Some of the gallery’s most famous Victorian, modern and contemporary works will be on show, including pieces by Walter Sickert, Sir Stanley Spencer, David Bomberg, Paul Nash, David Hockney, Sarah Lucas and Henri Fantin-Latour.

It will also showcase work by York’s most famous artist William Etty and Richard Jack‘s The Return to the Front, which was voted the gallery’s most popular work.

The North Gallery Upper

The exhibition The Lumber Room: Unimagined Treasures, is curated and created by York based artist Mark Hearld. It will feature objects from across York Museums Trust’s collections, including oil paintings, works on paper, taxidermy and social history.

Mark will also create new work in response to the objects including individually decorated ceramic slip cast horses made in response to the Leeds Horses in the collection.

The Centre of Ceramic Art

CoCA will be housed in two new spaces created within York Art Gallery – the mezzanine level in the original Victorian Roof Void and a newly built gallery above the Madsen Galleries. Together they make up 450m squared of exhibition space.

On the mezzanine level highlights of gallery’s British Studio Ceramic collection, the largest in the world, will be shown.

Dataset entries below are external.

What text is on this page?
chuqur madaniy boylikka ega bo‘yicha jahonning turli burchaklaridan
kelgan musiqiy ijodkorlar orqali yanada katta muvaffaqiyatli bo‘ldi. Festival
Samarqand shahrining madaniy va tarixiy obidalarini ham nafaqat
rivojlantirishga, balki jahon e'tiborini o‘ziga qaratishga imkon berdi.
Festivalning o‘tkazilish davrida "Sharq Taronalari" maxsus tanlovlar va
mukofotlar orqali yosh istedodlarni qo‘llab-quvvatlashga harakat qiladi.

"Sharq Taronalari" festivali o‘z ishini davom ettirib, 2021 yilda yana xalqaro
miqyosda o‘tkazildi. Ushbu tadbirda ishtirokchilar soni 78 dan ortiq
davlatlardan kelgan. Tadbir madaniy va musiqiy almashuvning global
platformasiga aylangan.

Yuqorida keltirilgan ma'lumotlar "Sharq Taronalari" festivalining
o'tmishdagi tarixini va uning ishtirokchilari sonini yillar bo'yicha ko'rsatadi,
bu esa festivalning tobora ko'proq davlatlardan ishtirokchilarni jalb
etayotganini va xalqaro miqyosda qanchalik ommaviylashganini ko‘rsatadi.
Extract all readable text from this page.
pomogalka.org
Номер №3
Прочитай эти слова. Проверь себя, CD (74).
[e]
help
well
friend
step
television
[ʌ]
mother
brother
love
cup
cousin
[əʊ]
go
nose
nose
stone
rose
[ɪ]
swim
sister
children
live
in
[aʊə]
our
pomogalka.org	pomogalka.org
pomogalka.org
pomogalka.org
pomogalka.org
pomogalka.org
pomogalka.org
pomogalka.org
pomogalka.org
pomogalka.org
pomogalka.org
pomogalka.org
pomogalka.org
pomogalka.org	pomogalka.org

It will include the collections of The Very Reverend Dean Milner-White, W.A. Ismay, Henry Rothschild and Anthony Shaw with works by Bernard Leach, William Staite Murray, Michael Cardew, Lucie Rie, Hans Coper and Felicity Aylieff.

The second CoCA space will house the 17m long Wall Of Pots, displayed by colour to create a giant rainbow effect.

The display will feature ceramics from across all our extensive ceramic collections, with works dating from pre-history to the present day.

And the gallery will also display the Anthony Shaw collection, on long term loan to York. It will be displayed in a domestic style setting, as it was previously shown in Shaw’s home in London.

A new commission by Clare Twomey will also be revealed to the public for the first time.